The very efficient cashier has now said (three times) "Can I help someone??" (Yes, people, that means you!) Ugh. They're going to the cashier's stand diagonally through the barricaded area... Diagonally! Is that what the barricade is for, folks? I think not... And...oh look: It's not a group order at all. They're going up in clusters... First the original woman...then the man and three or four girls...then the late-coming woman and her girls...oh, and this one is waiting for her mom...


As the last group goes up, I shoot a pointed look at the man (who's been milling around and making snidely apologetic -- in that way that isn't really apologetic at all -- comments to me the whole time) and I walk confidently -- dare I say defiantly -- to the sign that says "Please wait here for next available cashier"...and...I wait.

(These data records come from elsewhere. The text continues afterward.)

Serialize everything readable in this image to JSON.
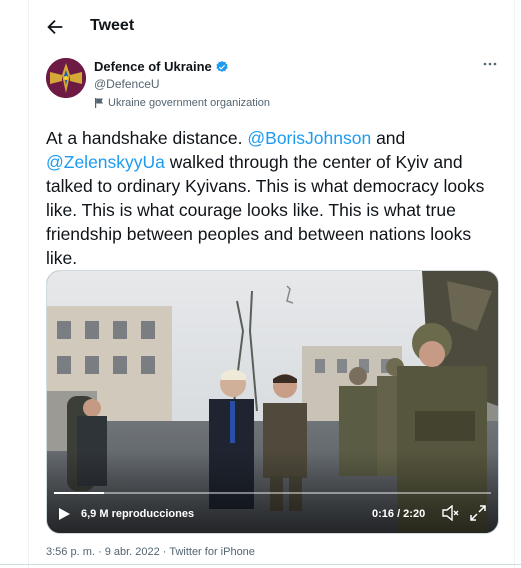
{
  "header": {
    "title": "Tweet"
  },
  "author": {
    "name": "Defence of Ukraine",
    "handle": "@DefenceU",
    "org_label": "Ukraine government organization"
  },
  "tweet": {
    "text_1": "At a handshake distance. ",
    "mention_1": "@BorisJohnson",
    "text_2": " and ",
    "mention_2": "@ZelenskyyUa",
    "text_3": " walked through the center of Kyiv and talked to ordinary Kyivans. This is what democracy looks like. This is what courage looks like. This is what true friendship between peoples and between nations looks like."
  },
  "video": {
    "views": "6,9 M reproducciones",
    "time": "0:16 / 2:20",
    "progress": 0.114
  },
  "meta": {
    "timestamp": "3:56 p. m. · 9 abr. 2022",
    "separator": " · ",
    "source": "Twitter for iPhone"
  },
  "colors": {
    "accent": "#1d9bf0",
    "text": "#0f1419",
    "secondary": "#536471",
    "avatar_bg": "#6d1b45"
  }
}
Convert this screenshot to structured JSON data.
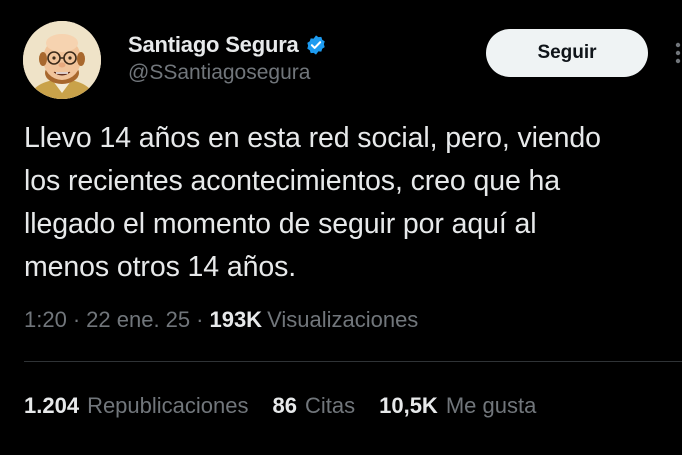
{
  "author": {
    "display_name": "Santiago Segura",
    "handle": "@SSantiagosegura",
    "verified_icon": "verified-badge-icon",
    "verified_color": "#1d9bf0"
  },
  "follow_button": {
    "label": "Seguir"
  },
  "tweet": {
    "lines": [
      "Llevo 14 años en esta red social, pero, viendo",
      "los recientes acontecimientos, creo que ha",
      "llegado el momento de seguir por aquí al",
      "menos otros 14 años."
    ]
  },
  "meta": {
    "time": "1:20",
    "separator": "·",
    "date": "22 ene. 25",
    "views_count": "193K",
    "views_label": "Visualizaciones"
  },
  "stats": {
    "reposts_count": "1.204",
    "reposts_label": "Republicaciones",
    "quotes_count": "86",
    "quotes_label": "Citas",
    "likes_count": "10,5K",
    "likes_label": "Me gusta"
  },
  "colors": {
    "background": "#000000",
    "primary_text": "#e7e9ea",
    "secondary_text": "#71767b",
    "divider": "#2f3336",
    "button_bg": "#eff3f4"
  }
}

Uh huh. See how I just did that? (...because it can actually work that way)

And the entire queue follows me. And, in my head, the whole line breathes a collective sigh of relief because everything's working correctly again and the universe has been righted and we can get our coffee in the way that Dunkin Donuts intended: quickly and efficiently...with cream...and sprinkles on top.

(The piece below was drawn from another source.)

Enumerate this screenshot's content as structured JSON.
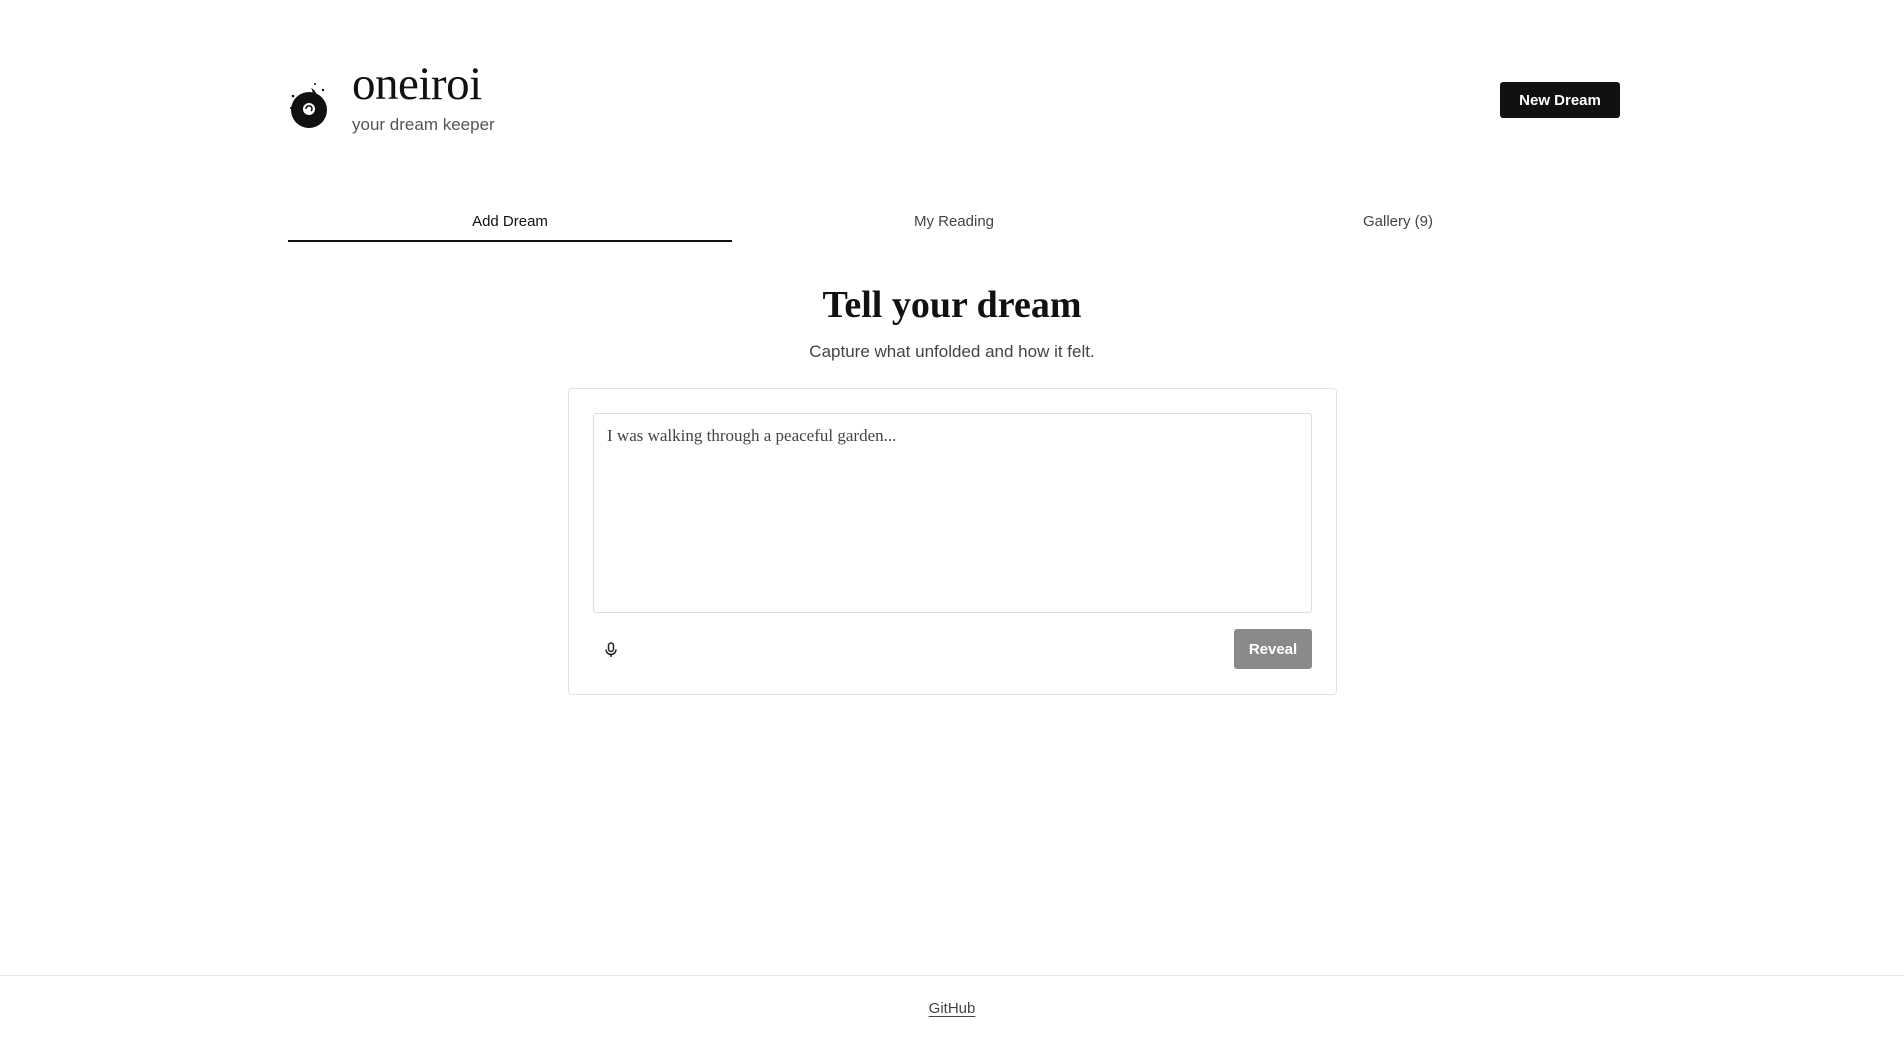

Truth be told, I feel a little guilty for reacting so strongly to the whole situation. But I wasn't kidding: East Coasters in their natural state are a particularly heinous lot.


towwas said...

The other day at Five Guys I asked the dudes in front of me (pointedly) if they were in line. They'd left a huge gap, and it was right at the place where people sometimes take the line in another direction! It was a dangerous situation!

They moved up.

I was happy.

towwas said...

I'm also happy about your new non-blogger comment availability. Yay. Since my blog is no longer speaking to me. [sigh]

J.Bro said...

This story strikes me as a very Midwesterner way to handle the situation, so maybe we're not all so different after all. Except Californians. They would have been all, "Duuude - like, what's up? I'm gonna go catch a wave and hang ten, and I'll just come back later if that's cool. Cool." Tell me I'm wrong, Californians. Yeah, that's what I thought.

I Blog, You Blog said...

Oh, well, see...I'm from the Midwest. So yes...the overwhelming urge to fix it, I credit to my Midwestern upbringing... snarky, uncaffeinated attitude about the whole thing (and the need to blog on about it at length), I credit to my newfound East Coastiness.


Anonymous said...

I'm not a midwesterner. I just like line discipline. And I'm revelling in the fact that I can actually post to your blog. Sigh.

towwas said...

This is an experimental post. Feel free to delete it. (It's towwas, btw - which you probably figured.)

BASSO said...

...never would have happened that way in Philly or NYC -- more like Midwesterner Turned Coastie meets Moron and tries not to kill him. You always want things to work the way they are supposed to, sometimes you need to nudge, sometimes you need to hammer. Congratulations on NOT being a Californeite....

Sophist said...

In California, all of the people at the counter would be drinking coffee and looking beautiful and helping one customer every ten minutes. Most of the customers would be chatting away, not noticing that they had been in line for an hour. But a minority of the customers, such as myself (having spent many years on the East Coast and having become accustomed to having a delicious custom sandwich ordered, prepared expertly with no mistakes, and paid for in one minute flat) would be seething quietly, bemoaning the laziness and moronitude of native Californians.